What factors will a litigation funder consider in making its decision?

In determining whether to fund a case, professional litigation funders put each potential investment through rigorous due diligence, which typically takes 30 to 45 days. Given the significant financial commitment, Bentham’s in-depth review is essential.  Although the assessment of each case is bespoke, the following factors play a role in Bentham’s assessment:

1.       Merits of the claim: The claim should have a strong likelihood of success, based on the evidence and the law.  Bentham will ask for any available pleadings that best summarize the legal and factual arguments from each side, together with documentary or other evidence that both supports the claims and refutes any facially strong arguments from the defendant.

2.       A sound damages theory: Bentham assesses the realistic quantum of damages that would follow a finding of liability.  Bentham must understand the legal theory that supports the damages claim, the evidence necessary to prove it, and any expert evidence on point.

3.       Litigation budget: Bentham considers the realistic budget through to the trial of the matter.  Although many claims settle before trial, Bentham requires a comprehensive budget through to the conclusion of the trial.  In order for a claim to be viable for funding, the budget should be roughly 1/10 the realistic damages assessment.

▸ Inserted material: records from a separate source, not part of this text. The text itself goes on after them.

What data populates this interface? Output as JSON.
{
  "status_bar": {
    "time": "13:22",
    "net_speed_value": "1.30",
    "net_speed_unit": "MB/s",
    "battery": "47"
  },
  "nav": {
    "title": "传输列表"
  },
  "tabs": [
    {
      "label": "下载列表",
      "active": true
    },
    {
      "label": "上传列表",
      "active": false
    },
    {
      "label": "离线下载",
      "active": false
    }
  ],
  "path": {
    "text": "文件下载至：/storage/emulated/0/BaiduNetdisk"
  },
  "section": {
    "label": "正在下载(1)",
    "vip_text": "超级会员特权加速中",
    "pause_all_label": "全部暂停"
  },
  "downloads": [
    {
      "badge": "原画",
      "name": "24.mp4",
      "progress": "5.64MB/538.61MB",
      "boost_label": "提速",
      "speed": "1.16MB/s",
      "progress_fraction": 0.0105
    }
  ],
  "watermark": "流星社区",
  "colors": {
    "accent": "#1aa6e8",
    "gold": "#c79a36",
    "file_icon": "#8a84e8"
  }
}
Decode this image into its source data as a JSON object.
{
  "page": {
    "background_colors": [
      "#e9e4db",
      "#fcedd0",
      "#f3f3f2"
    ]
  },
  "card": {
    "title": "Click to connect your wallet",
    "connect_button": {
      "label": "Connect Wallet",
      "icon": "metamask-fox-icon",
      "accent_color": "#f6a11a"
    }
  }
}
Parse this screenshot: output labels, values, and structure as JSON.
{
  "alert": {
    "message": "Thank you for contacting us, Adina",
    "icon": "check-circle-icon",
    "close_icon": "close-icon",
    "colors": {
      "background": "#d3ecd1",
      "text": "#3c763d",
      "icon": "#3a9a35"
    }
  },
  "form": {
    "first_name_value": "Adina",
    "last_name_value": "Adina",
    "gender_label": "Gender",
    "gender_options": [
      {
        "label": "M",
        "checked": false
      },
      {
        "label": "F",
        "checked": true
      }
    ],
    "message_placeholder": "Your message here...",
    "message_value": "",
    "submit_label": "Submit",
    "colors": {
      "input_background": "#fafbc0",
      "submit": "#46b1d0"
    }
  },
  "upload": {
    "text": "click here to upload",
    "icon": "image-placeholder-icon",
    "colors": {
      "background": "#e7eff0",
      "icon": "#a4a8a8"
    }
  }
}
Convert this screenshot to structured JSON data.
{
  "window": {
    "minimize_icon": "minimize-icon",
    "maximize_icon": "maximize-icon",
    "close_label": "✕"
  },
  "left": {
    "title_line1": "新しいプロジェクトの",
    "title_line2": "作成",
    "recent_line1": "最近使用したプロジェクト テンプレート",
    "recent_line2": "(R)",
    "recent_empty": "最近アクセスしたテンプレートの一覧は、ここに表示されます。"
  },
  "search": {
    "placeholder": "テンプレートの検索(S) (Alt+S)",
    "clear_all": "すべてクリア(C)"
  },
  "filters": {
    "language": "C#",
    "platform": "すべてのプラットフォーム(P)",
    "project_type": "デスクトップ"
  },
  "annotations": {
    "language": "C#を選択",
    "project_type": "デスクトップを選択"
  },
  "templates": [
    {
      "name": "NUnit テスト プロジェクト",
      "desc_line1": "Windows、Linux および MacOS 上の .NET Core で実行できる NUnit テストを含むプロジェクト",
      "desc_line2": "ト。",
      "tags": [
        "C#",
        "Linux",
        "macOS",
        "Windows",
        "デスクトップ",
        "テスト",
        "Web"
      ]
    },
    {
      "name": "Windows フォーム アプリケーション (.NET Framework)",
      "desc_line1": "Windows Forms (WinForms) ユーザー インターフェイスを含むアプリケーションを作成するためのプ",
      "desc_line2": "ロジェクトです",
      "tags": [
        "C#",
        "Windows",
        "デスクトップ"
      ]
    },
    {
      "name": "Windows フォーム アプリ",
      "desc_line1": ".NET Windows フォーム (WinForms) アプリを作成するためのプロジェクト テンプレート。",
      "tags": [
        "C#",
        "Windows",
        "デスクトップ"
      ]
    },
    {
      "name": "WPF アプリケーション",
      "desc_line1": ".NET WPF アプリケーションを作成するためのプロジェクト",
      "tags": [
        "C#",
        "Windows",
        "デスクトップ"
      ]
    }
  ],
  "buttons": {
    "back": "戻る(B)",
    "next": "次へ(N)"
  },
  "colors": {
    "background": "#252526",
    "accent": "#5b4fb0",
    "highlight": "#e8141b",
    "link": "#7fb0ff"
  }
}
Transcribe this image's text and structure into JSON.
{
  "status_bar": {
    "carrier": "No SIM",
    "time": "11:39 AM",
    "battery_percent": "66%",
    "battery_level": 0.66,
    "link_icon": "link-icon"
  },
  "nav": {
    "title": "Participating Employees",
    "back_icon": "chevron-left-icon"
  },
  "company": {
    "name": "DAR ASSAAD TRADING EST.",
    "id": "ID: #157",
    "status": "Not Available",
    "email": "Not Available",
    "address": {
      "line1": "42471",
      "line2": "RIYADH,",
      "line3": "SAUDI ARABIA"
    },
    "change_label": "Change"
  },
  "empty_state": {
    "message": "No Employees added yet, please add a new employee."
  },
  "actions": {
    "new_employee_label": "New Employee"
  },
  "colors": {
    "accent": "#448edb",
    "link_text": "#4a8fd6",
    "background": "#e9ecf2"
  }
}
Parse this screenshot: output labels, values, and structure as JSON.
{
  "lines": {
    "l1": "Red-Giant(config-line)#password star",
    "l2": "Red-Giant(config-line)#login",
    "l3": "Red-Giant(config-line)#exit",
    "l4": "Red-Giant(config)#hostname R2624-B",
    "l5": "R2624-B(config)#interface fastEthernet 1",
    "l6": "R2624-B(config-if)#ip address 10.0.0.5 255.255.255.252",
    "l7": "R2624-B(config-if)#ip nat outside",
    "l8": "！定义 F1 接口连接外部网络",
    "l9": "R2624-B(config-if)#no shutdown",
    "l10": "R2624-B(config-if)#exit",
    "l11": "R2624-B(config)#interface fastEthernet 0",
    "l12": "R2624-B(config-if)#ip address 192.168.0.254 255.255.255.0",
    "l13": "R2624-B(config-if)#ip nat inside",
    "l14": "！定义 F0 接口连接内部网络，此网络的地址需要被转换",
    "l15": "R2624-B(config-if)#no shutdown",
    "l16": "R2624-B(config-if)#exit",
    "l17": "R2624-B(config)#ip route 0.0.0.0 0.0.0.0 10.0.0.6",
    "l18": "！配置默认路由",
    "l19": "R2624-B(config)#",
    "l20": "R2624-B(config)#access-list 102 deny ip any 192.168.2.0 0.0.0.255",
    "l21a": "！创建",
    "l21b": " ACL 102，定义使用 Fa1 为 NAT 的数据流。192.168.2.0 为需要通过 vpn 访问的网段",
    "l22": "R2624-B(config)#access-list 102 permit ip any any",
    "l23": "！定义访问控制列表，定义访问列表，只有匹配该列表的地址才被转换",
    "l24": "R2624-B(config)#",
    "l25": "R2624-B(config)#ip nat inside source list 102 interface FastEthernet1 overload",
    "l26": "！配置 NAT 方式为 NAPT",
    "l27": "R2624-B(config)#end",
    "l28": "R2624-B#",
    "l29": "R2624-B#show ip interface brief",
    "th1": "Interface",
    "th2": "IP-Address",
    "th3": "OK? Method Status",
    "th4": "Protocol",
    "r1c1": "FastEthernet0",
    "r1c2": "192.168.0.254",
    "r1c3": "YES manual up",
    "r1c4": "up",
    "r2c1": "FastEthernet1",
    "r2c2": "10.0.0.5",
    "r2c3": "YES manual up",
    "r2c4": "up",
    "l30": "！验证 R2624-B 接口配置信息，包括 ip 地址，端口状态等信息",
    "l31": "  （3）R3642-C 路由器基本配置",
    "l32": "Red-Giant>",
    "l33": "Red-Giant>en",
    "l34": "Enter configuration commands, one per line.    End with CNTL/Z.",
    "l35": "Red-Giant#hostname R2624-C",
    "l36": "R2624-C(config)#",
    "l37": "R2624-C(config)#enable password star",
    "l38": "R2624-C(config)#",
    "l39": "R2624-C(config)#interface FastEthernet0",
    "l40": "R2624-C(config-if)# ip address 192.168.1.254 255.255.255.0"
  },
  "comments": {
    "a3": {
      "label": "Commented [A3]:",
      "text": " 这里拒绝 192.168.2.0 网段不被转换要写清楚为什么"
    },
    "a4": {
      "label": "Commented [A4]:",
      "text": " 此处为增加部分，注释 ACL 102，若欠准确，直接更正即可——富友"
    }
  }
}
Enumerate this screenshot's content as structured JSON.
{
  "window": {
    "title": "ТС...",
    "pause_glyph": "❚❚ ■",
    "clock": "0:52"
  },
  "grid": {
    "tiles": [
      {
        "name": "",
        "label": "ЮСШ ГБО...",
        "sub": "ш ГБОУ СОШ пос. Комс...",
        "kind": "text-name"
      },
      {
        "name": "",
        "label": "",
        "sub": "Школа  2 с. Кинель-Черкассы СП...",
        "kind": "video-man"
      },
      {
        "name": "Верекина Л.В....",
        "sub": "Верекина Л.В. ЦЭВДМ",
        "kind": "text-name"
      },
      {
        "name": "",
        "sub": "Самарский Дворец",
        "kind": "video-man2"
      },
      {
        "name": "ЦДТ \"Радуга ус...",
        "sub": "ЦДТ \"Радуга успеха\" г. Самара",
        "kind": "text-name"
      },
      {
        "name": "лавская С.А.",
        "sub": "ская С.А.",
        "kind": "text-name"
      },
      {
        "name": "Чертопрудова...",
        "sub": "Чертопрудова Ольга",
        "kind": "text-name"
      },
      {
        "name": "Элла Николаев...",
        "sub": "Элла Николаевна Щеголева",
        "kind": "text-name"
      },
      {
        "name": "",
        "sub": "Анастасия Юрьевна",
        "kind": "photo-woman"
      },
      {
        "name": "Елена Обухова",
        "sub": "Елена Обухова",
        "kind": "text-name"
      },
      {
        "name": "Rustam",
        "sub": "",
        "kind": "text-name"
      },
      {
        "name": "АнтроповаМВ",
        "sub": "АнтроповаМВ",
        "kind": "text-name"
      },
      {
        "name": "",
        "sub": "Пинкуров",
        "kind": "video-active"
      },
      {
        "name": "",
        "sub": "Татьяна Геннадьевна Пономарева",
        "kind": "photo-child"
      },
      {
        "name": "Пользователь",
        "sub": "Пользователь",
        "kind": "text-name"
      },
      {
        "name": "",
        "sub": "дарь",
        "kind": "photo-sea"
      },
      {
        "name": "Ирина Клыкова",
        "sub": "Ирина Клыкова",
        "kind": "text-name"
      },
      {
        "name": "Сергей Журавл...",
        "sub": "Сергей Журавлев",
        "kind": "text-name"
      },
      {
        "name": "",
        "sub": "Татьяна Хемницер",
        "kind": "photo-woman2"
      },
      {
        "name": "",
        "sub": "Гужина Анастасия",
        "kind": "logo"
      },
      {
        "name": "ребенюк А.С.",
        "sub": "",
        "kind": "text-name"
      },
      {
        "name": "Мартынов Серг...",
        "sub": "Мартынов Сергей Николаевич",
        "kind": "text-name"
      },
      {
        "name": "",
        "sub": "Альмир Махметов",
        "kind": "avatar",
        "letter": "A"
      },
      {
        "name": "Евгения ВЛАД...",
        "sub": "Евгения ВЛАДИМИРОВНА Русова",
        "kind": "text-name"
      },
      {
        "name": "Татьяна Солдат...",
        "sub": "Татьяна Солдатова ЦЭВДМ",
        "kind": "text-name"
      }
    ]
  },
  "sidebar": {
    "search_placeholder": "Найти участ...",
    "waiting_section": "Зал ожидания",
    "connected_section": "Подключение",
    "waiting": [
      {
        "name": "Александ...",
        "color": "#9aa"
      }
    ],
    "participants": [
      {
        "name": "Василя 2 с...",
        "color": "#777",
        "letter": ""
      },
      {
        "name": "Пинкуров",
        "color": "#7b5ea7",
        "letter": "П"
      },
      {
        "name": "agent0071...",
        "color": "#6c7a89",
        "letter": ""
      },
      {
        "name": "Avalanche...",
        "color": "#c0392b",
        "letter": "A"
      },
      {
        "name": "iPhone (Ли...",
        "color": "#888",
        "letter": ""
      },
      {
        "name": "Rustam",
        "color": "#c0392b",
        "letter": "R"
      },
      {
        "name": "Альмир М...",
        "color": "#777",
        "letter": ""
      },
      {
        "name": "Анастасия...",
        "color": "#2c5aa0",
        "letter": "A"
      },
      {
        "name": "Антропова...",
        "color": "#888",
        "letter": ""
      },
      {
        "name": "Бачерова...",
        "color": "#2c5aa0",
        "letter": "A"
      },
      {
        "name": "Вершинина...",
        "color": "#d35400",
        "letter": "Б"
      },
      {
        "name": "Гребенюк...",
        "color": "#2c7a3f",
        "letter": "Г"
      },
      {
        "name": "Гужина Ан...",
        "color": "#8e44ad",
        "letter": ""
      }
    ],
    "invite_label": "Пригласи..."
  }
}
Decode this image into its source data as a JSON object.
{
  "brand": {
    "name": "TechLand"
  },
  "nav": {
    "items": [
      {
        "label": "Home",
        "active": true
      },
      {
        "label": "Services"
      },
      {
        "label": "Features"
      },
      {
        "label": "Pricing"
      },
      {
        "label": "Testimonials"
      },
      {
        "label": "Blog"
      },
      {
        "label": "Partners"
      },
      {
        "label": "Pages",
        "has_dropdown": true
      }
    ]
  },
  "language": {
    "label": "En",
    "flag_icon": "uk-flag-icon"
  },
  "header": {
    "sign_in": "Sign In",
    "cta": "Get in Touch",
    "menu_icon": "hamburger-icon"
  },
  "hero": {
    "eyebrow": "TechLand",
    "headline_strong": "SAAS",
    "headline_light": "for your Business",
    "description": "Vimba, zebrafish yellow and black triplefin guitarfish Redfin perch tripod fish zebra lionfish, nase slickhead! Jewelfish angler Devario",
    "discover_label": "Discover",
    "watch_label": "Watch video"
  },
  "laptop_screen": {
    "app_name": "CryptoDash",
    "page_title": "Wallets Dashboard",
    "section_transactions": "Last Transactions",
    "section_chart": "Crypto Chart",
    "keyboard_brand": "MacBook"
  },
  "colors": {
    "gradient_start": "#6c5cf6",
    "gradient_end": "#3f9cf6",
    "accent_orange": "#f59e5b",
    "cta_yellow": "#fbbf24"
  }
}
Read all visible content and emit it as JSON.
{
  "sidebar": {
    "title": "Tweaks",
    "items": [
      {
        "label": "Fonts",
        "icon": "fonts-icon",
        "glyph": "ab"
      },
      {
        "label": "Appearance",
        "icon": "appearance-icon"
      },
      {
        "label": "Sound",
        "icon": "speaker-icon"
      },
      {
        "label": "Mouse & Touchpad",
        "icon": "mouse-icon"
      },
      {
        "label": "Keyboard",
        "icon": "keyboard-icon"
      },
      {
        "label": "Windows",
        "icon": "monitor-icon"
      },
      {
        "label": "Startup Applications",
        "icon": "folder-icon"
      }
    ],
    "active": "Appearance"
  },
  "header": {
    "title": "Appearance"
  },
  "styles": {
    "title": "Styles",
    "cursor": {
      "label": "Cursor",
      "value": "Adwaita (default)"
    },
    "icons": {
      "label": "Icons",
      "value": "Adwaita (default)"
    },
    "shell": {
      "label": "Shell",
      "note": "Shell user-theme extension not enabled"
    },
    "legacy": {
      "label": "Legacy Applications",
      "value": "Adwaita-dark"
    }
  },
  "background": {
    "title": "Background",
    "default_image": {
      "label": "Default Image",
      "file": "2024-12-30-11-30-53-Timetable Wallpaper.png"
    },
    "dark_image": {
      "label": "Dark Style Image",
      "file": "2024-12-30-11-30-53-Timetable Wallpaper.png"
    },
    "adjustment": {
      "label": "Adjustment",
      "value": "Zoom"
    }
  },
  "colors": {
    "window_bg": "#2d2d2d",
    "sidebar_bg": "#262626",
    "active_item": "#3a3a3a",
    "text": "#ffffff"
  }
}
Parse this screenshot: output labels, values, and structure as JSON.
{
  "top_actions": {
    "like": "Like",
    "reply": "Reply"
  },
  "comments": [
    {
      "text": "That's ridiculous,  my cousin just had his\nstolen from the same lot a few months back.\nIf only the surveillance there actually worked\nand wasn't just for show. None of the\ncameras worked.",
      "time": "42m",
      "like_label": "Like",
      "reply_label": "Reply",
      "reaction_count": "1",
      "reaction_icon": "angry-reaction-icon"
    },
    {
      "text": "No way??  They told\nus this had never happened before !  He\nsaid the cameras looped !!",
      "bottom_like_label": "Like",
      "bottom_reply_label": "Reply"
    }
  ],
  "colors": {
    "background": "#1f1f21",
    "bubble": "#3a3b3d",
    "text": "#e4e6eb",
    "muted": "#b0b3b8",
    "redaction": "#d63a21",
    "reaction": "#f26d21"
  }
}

4.       Defendant able to satisfy judgment: The defendant must be able to satisfy any settlement or judgment. 

5.       Adverse costs exposure: As part of any Litigation Funding Agreement, Bentham typically covers any court-ordered costs made during the duration of the funding agreement.  As a result, Bentham will need to understand what the costs exposure is based on the jurisdiction and the applicable tariffs (if any).   

6.       Invested and commercially rational plaintiff: Bentham seeks to work with commercially rational plaintiffs who will play an active role in the case, and will dedicate the time needed to marshal the evidence and instruct counsel.
During the due diligence process, counsel and clients should be frank, realistic and dispassionate about the case.  Litigation funding is a multi-year partnership, and it is best for all parties involved if the funder has the essential information at the outset to make an accurate decision. 

Depending on the stage of the matter, all the above information may not be available.  For example, if the case has not yet been commenced, claimants may not yet be in a position to provide these details.  An application for funding can nonetheless be made at any stage, and our team will work with the information that is available.